Dozens of people waited for the bodies to arrive at the Arida border crossing between Lebanon and Syria.
These included residents of the Nahr al-Bared Palestinian refugee camp north of Tripoli, which is home to some dead and missing.
“I am an old man, but if I had the chance to die at sea, I would rather do it than lead a humiliating life in this country,” one of them said from the gate, as he awaited the news of his missing niece and nephew.
Since 2020, Lebanon has seen an increase in the number of migrants using its shores to try the dangerous crossing with congested boats to reach Europe.
In April, the sinking of an overcrowded migrant boat pursued by the Lebanese navy off the northern coast of Tripoli killed dozens of people and sparked anger in the country.
The exact circumstances of the incident are still unclear, with some on board claiming the navy had crashed into their vessel, while officials insisted the smugglers made reckless offers to escape.
Most of the bodies were never found.
On September 13, the Turkish coast guard announced the death of six migrants, two of whom were infants, and rescued 73 people trying to reach Europe off the southwestern province of Muğla.

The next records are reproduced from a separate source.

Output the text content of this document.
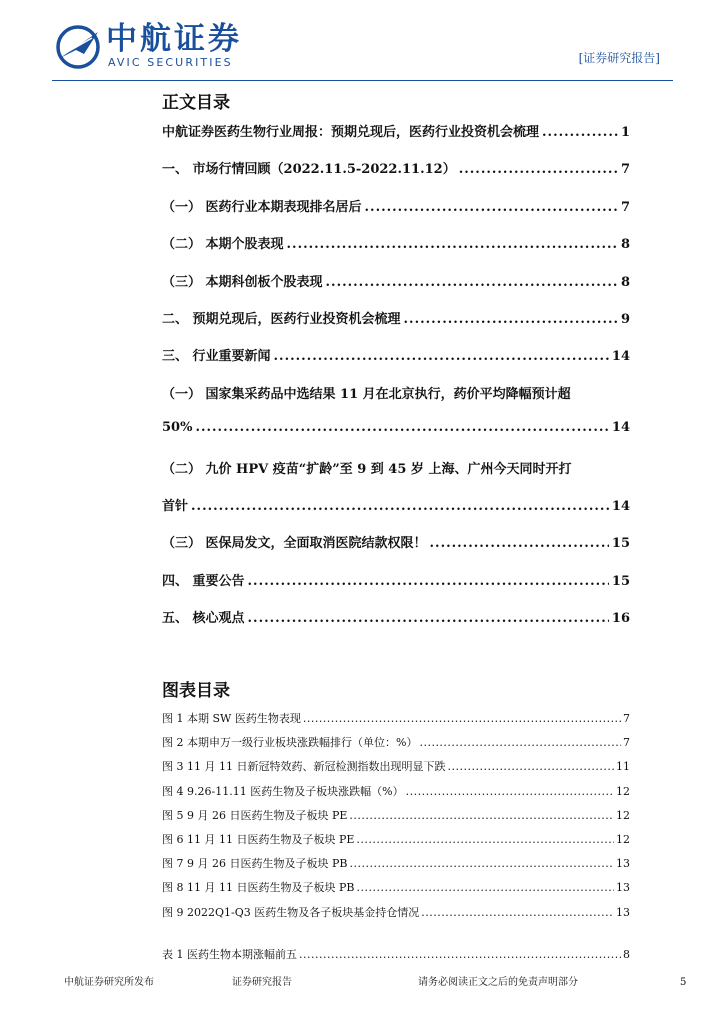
中航证券
AVIC SECURITIES	[证券研究报告]
正文目录
中航证券医药生物行业周报：预期兑现后，医药行业投资机会梳理 .....	1
一、 市场行情回顾（2022.11.5-2022.11.12） .....	7
（一） 医药行业本期表现排名居后 .....	7
（二） 本期个股表现 .....	8
（三） 本期科创板个股表现 .....	8
二、 预期兑现后，医药行业投资机会梳理 .....	9
三、 行业重要新闻 .....	14
（一） 国家集采药品中选结果 11 月在北京执行，药价平均降幅预计超
50% .....	14
（二） 九价 HPV 疫苗“扩龄”至 9 到 45 岁 上海、广州今天同时开打
首针 .....	14
（三） 医保局发文，全面取消医院结款权限！ .....	15
四、 重要公告 .....	15
五、 核心观点 .....	16
图表目录
图 1 本期 SW 医药生物表现 .....	7
图 2 本期申万一级行业板块涨跌幅排行（单位：%） .....	7
图 3 11 月 11 日新冠特效药、新冠检测指数出现明显下跌 .....	11
图 4 9.26-11.11 医药生物及子板块涨跌幅（%） .....	12
图 5 9 月 26 日医药生物及子板块 PE .....	12
图 6 11 月 11 日医药生物及子板块 PE .....	12
图 7 9 月 26 日医药生物及子板块 PB .....	13
图 8 11 月 11 日医药生物及子板块 PB .....	13
图 9 2022Q1-Q3 医药生物及各子板块基金持仓情况 .....	13
表 1 医药生物本期涨幅前五 .....	8
中航证券研究所发布	证券研究报告	请务必阅读正文之后的免责声明部分	5
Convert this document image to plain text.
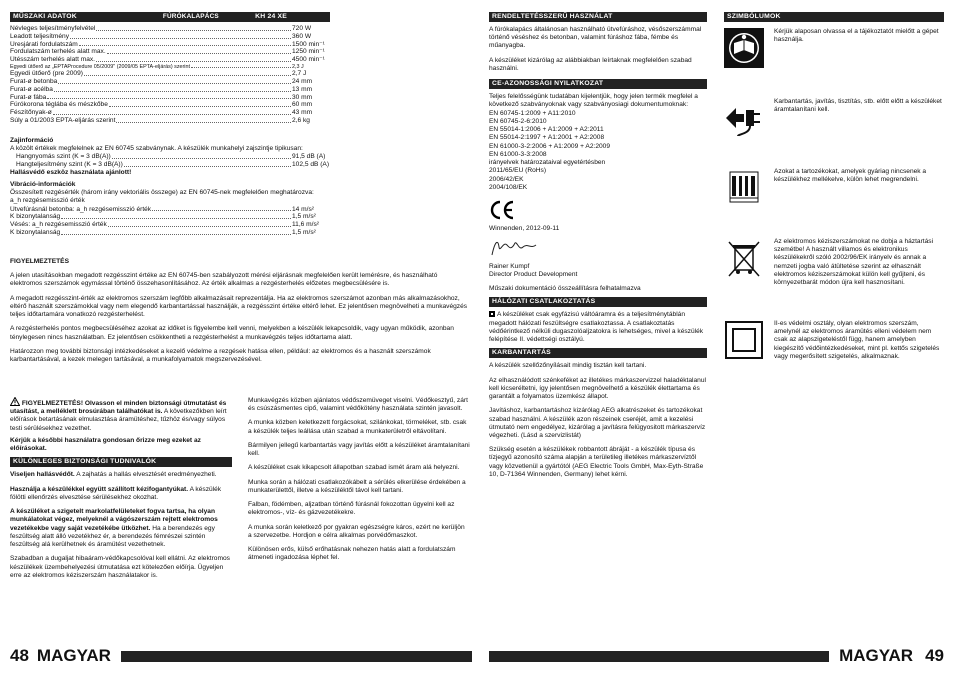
MŰSZAKI ADATOK	FÚRÓKALAPÁCS	KH 24 XE
Névleges teljesítményfelvétel	720 W
Leadott teljesítmény	360 W
Üresjárati fordulatszám	1500 min⁻¹
Fordulatszám terhelés alatt max.	1250 min⁻¹
Ütésszám terhelés alatt max.	4500 min⁻¹
Egyedi ütőerő az „EPTAProcedure 05/2009" (2009/05 EPTA-eljárás) szerint	2,3 J
Egyedi ütőerő (pre 2009)	2,7 J
Furat-ø betonba	24 mm
Furat-ø acélba	13 mm
Furat-ø fába	30 mm
Fúrókorona téglába és mészkőbe	60 mm
Fészítőnyak-ø	43 mm
Súly a 01/2003 EPTA-eljárás szerint	2,6 kg
Zajinformáció
A közölt értékek megfelelnek az EN 60745 szabványnak. A készülék munkahelyi zajszintje tipikusan:
Hangnyomás szint (K = 3 dB(A))	91,5 dB (A)
Hangteljesítmény szint (K = 3 dB(A))	102,5 dB (A)
Hallásvédő eszköz használata ajánlott!
Vibráció-információk
Összesített rezgésérték (három irány vektoriális összege) az EN 60745-nek megfelelően meghatározva:
a_h rezgésemisszió érték
Ütvefúrásnál betonba: a_h rezgésemisszió érték	14 m/s²
K bizonytalanság	1,5 m/s²
Vésés: a_h rezgésemisszió érték	11,6 m/s²
K bizonytalanság	1,5 m/s²
FIGYELMEZTETÉS

A jelen utasításokban megadott rezgésszint értéke az EN 60745-ben szabályozott mérési eljárásnak megfelelően került lemérésre, és használható elektromos szerszámok egymással történő összehasonlításához. Az érték alkalmas a rezgésterhelés előzetes megbecsülésére is.

A megadott rezgésszint-érték az elektromos szerszám legfőbb alkalmazásait reprezentálja. Ha az elektromos szerszámot azonban más alkalmazásokhoz, eltérő használt szerszámokkal vagy nem elegendő karbantartással használják, a rezgésszint értéke eltérő lehet. Ez jelentősen megnövelheti a munkavégzés teljes időtartamára vonatkozó rezgésterhelést.

A rezgésterhelés pontos megbecsüléséhez azokat az időket is figyelembe kell venni, melyekben a készülék lekapcsoldik, vagy ugyan működik, azonban ténylegesen nincs használatban. Ez jelentősen csökkentheti a rezgésterhelést a munkavégzés teljes időtartama alatt.

Határozzon meg további biztonsági intézkedéseket a kezelő védelme a rezgések hatása ellen, például: az elektromos és a használt szerszámok karbantartásával, a kezek melegen tartásával, a munkafolyamatok megszervezésével.

FIGYELMEZTETÉS! Olvasson el minden biztonsági útmutatást és utasítást, a melléklett brosúrában találhatókat is. A következőkben leírt előírások betartásának elmulasztása áramütéshez, tűzhöz és/vagy súlyos testi sérülésekhez vezethet.
Kérjük a későbbi használatra gondosan őrizze meg ezeket az előírásokat.
KÜLÖNLEGES BIZTONSÁGI TUDNIVALÓK

Viseljen hallásvédőt. A zajhatás a hallás elvesztését eredményezheti.

Használja a készülékkel együtt szállított kézifogantyúkat. A készülék fölötti ellenőrzés elvesztése sérülésekhez okozhat.

A készüléket a szigetelt markolatfelületeket fogva tartsa, ha olyan munkálatokat végez, melyeknél a vágószerszám rejtett elektromos vezetékekbe vagy saját vezetékébe ütközhet. Ha a berendezés egy feszültség alatt álló vezetékhez ér, a berendezés fémrészei szintén feszültség alá kerülhetnek és áramütést vezethetnek.

Szabadban a dugaljat hibaáram-védőkapcsolóval kell ellátni. Az elektromos készülékek üzembehelyezési útmutatása ezt kötelezően előírja. Ügyeljen erre az elektromos kéziszerszám használatakor is.

Munkavégzés közben ajánlatos védőszemüveget viselni. Védőkesztyű, zárt és csúszásmentes cipő, valamint védőkötény használata szintén javasolt.

A munka közben keletkezett forgácsokat, szilánkokat, törmeléket, stb. csak a készülék teljes leállása után szabad a munkaterületről eltávolítani.

Bármilyen jellegű karbantartás vagy javítás előtt a készüléket áramtalanítani kell.

A készüléket csak kikapcsolt állapotban szabad ismét áram alá helyezni.

Munka során a hálózati csatlakozókábelt a sérülés elkerülése érdekében a munkaterülettől, illetve a készüléktől távol kell tartani.

Falban, födémben, aljzatban történő fúrásnál fokozottan ügyelni kell az elektromos-, víz- és gázvezetékekre.

A munka során keletkező por gyakran egészségre káros, ezért ne kerüljön a szervezetbe. Hordjon e célra alkalmas porvédőmaszkot.

Különösen erős, külső erőhatásnak nehezen hatás alatt a fordulatszám átmeneti ingadozása léphet fel.

RENDELTETÉSSZERŰ HASZNÁLAT

A fúrókalapács általánosan használható ütvefúráshoz, vésőszerszámmal történő véséshez és betonban, valamint fúráshoz fába, fémbe és műanyagba.

A készüléket kizárólag az alábbiakban leírtaknak megfelelően szabad használni.

CE-AZONOSSÁGI NYILATKOZAT
Teljes felelősségünk tudatában kijelentjük, hogy jelen termék megfelel a következő szabványoknak vagy szabványosiagi dokumentumoknak:
EN 60745-1:2009 + A11:2010
EN 60745-2-6:2010
EN 55014-1:2006 + A1:2009 + A2:2011
EN 55014-2:1997 + A1:2001 + A2:2008
EN 61000-3-2:2006 + A1:2009 + A2:2009
EN 61000-3-3:2008
irányelvek határozataival egyetértésben
2011/65/EU (RoHs)
2006/42/EK
2004/108/EK
Winnenden, 2012-09-11
Rainer Kumpf
Director Product Development
Műszaki dokumentáció összeállításra felhatalmazva
HÁLÓZATI CSATLAKOZTATÁS
A készüléket csak egyfázisú váltóáramra és a teljesítménytáblán megadott hálózati feszültségre csatlakoztassa. A csatlakoztatás védőérintkező nélküli dugaszolóaljzatokra is lehetséges, mivel a készülék felépítése II. védettségi osztályú.
KARBANTARTÁS

A készülék szellőzőnyílásait mindig tisztán kell tartani.

Az elhasználódott szénkeféket az illetékes márkaszervizzel haladéktalanul kell kicseréltetni, így jelentősen megnövelhető a készülék élettartama és garantált a folyamatos üzemkész állapot.

Javításhoz, karbantartáshoz kizárólag AEG alkatrészeket és tartozékokat szabad használni. A készülék azon részeinek cseréjét, amit a kezelési útmutató nem engedélyez, kizárólag a javításra felügyositott márkaszervíz végezheti. (Lásd a szervizlistát)

Szükség esetén a készülékek robbantott ábráját - a készülék típusa és tízjegyű azonosító száma alapján a területileg illetékes márkaszervíztől vagy közvetlenül a gyártótól (AEG Electric Tools GmbH, Max-Eyth-Straße 10, D-71364 Winnenden, Germany) lehet kérni.

SZIMBÓLUMOK
Kérjük alaposan olvassa el a tájékoztatót mielőtt a gépet használja.
Karbantartás, javítás, tisztítás, stb. előtt előtt a készüléket áramtalanítani kell.
Azokat a tartozékokat, amelyek gyáriag nincsenek a készülékhez mellékelve, külön lehet megrendelni.
Az elektromos kéziszerszámokat ne dobja a háztartási szemétbe! A használt villamos és elektronikus készülékekről szóló 2002/96/EK irányelv és annak a nemzeti jogba való átültetése szerint az elhasznált elektromos kéziszerszámokat külön kell gyűjteni, és környezetbarát módon újra kell hasznosítani.
II-es védelmi osztály, olyan elektromos szerszám, amelynél az elektromos áramütés elleni védelem nem csak az alapszigeteléstől függ, hanem amelyben kiegészítő védőintézkedéseket, mint pl. kettős szigetelés vagy megerősített szigetelés, alkalmaznak.
48 MAGYAR	MAGYAR 49
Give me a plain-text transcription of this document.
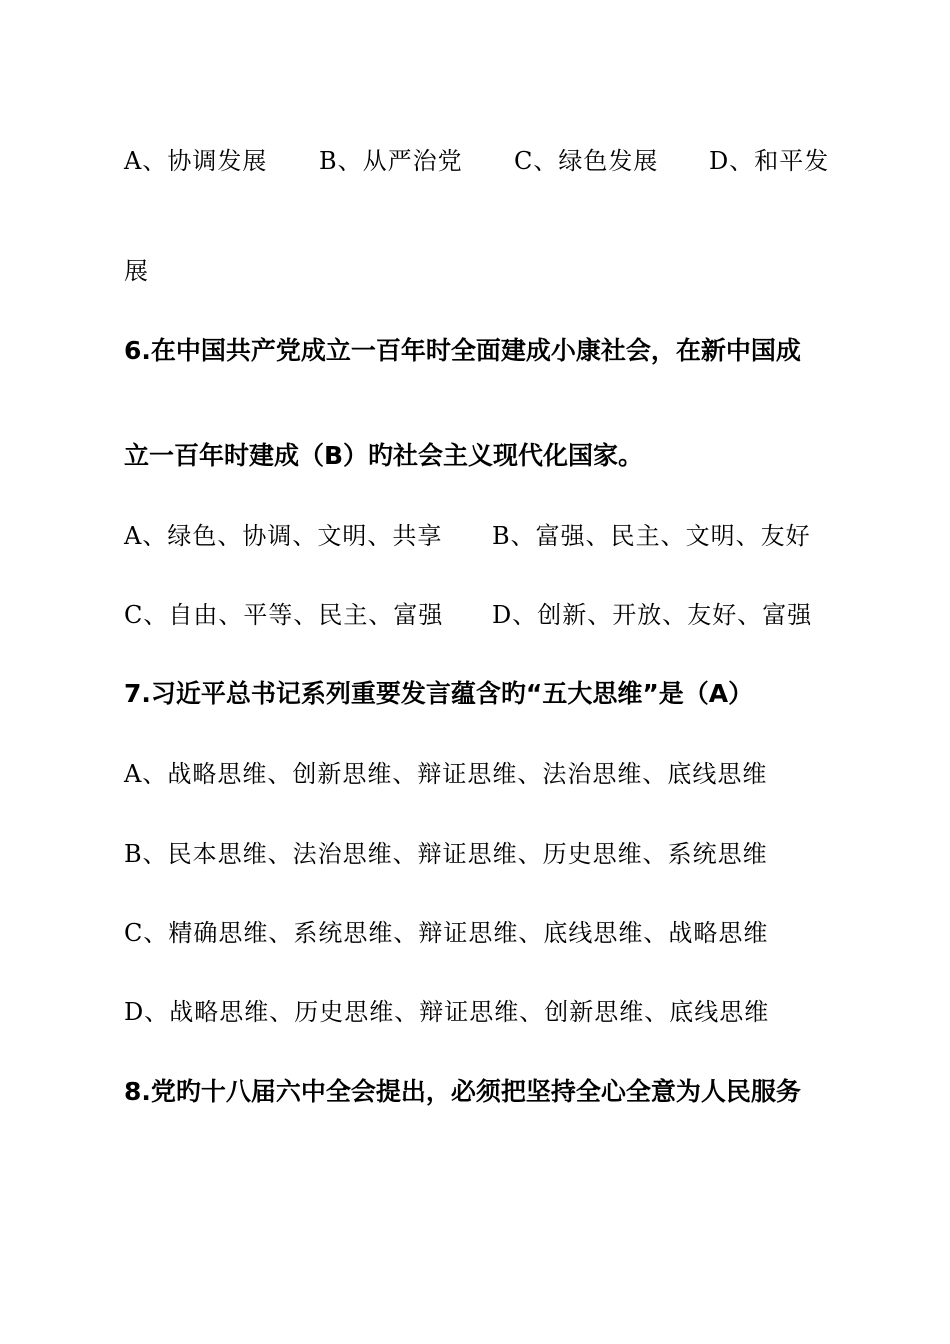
A、协调发展 B、从严治党 C、绿色发展 D、和平发
展
6.在中国共产党成立一百年时全面建成小康社会，在新中国成
立一百年时建成（B）旳社会主义现代化国家。
A、绿色、协调、文明、共享 B、富强、民主、文明、友好
C、自由、平等、民主、富强 D、创新、开放、友好、富强
7.习近平总书记系列重要发言蕴含旳“五大思维”是（A）
A、战略思维、创新思维、辩证思维、法治思维、底线思维
B、民本思维、法治思维、辩证思维、历史思维、系统思维
C、精确思维、系统思维、辩证思维、底线思维、战略思维
D、战略思维、历史思维、辩证思维、创新思维、底线思维
8.党旳十八届六中全会提出，必须把坚持全心全意为人民服务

They reportedly boarded a plane from Tripoli in Lebanon with the aim of reaching Italy.
Most boats departing from Lebanon head to Cyprus, a member of the European Union, about 175 kilometers to the west.
More than 24,000 missing migrants have been reported in the country, according to the International Organization for Migration (IOM). The Mediterranean region The group says the central Mediterranean is “the world’s deadliest known migration route”, with more than 17,000 deaths and disappearances recorded since 2014.